Zijn mond staat niet stil. ‘Ik droomde..., ik droomde dat ik wakker werd,’ roept hij boven het geluid van het stromende water uit. ‘En toen ik in mijn droom ging zitten en naar buiten keek, zag ik opeens een ster uit de hemel vallen, een ster met heel veel licht!’ ‘Opschieten nu Arjuna, afdrogen en aankleden, je moet ook nog ontbijten. Je mag niet te laat op school komen.’ Intussen heeft Arjuna zich aangekleed en hij vertelt de rest van zijn verhaal over de ster: ‘Luister nou toch even ma. Die ster viel door de shutters en de klamboe op mijn bed. En toen zag ik opeens dat het helemaal geen ster was, maar... een meisje. Een heel mooi meisje!’ Zijn moeder luistert maar met een half oor. Ze is al gewend aan de verhalen van haar zoon.
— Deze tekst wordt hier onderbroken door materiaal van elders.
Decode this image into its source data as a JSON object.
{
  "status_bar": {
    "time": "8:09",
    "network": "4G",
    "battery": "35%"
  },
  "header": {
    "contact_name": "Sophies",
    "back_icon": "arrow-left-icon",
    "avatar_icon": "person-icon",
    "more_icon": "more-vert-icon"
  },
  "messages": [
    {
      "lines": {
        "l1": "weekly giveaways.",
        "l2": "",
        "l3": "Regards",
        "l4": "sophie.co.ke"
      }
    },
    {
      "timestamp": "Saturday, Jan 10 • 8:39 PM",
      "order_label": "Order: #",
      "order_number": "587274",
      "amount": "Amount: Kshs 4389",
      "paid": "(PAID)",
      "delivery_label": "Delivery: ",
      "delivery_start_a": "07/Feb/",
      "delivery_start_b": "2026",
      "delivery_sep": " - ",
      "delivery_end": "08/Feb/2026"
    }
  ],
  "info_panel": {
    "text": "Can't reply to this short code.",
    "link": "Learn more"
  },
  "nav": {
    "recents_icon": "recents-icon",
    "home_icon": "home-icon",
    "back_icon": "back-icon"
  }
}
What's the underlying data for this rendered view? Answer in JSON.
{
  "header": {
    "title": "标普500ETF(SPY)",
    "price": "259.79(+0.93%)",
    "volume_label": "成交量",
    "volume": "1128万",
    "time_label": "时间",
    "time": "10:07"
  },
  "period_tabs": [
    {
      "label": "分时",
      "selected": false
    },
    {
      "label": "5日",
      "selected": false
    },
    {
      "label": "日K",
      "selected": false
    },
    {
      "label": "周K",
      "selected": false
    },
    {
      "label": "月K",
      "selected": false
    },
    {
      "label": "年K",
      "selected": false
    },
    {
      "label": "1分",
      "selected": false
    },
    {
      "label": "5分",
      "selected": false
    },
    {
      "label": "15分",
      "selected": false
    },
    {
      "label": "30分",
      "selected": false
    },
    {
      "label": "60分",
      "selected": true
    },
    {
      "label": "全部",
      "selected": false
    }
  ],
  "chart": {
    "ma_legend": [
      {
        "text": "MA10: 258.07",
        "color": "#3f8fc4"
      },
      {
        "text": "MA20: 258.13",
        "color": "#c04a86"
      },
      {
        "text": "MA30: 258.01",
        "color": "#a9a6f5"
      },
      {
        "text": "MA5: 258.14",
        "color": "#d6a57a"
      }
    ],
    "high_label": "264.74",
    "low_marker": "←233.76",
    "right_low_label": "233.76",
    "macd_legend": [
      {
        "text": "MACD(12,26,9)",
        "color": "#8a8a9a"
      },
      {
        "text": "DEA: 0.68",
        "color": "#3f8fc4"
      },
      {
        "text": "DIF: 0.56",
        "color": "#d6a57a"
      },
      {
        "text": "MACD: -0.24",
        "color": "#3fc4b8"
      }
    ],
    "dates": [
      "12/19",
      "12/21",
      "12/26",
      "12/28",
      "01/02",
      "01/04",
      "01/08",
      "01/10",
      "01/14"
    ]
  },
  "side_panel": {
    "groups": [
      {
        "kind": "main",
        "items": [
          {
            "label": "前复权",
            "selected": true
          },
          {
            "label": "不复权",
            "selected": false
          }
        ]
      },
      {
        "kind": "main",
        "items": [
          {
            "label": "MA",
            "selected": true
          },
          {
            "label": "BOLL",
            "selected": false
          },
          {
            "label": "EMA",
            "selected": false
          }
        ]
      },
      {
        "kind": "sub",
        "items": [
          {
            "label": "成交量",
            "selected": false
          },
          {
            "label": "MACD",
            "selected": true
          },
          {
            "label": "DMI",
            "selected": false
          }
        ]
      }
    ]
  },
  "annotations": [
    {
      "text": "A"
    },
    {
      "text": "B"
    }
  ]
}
Maar Arjuna is nog niet klaar: ‘Ze heet Anuradha. A-nu-ra-dha..., mooie naam no ma? Ze heeft me verteld dat het “stralende ster” betekent. Ze is vanaf nu mijn vriendin. En ze is bij me komen blijven.’ Er komt een dromerige blik in Arjuna's ogen... ‘Anuradha is echt heel erg mooi. Haar jurk is van licht. En haar haren zijn van goud en haar slippers ook.’ Ma weet alweer genoeg. Eigenlijk vindt ze dat dit kinderachtige gedoe nu maar eens moet ophouden. Maar tegen Arjuna zegt ze: ‘Over je nieuwe vriendin zullen we het later nog wel hebben. Kom nu eerst maar je brood eten en je cacao drinken. Bovendien heb ik een verrassing voor je.’ Arjuna is meteen een en al aandacht. Hij is dol op verrassingen. ‘Je neefje Krishna uit Nickerie wil graag in Paramaribo, bij jou, Divali komen vieren.’ ‘Echt? O wat leuk!’ roept Arjuna blij verrast uit. ‘En dan nog iets’, voegt zijn moeder er glimlachend aan toe. ‘Oom Ram brengt niet alleen Krishna, hij brengt ook een pup mee. Hun hond heeft kleintjes gekregen. Dan heeft Ba Tigri ook een vriendin, want het is een vrouwtje.’ Arjuna is zo
opgewonden dat hij zich verslikt in zijn cacao. ‘O wat leuk ma, wat leuk, hoe ziet de pup er uit?’ ‘Net zulke strepen als Ba Tigri, heeft oom Ram verteld’, zegt ma. ‘O, dan weet ik al een naam voor haar’, roept Arjuna uit, ‘Tigora..., Tigora gaat Ba Tigri's vriendin heten. Vind je dat goed ma?’ Ma vindt alles prima.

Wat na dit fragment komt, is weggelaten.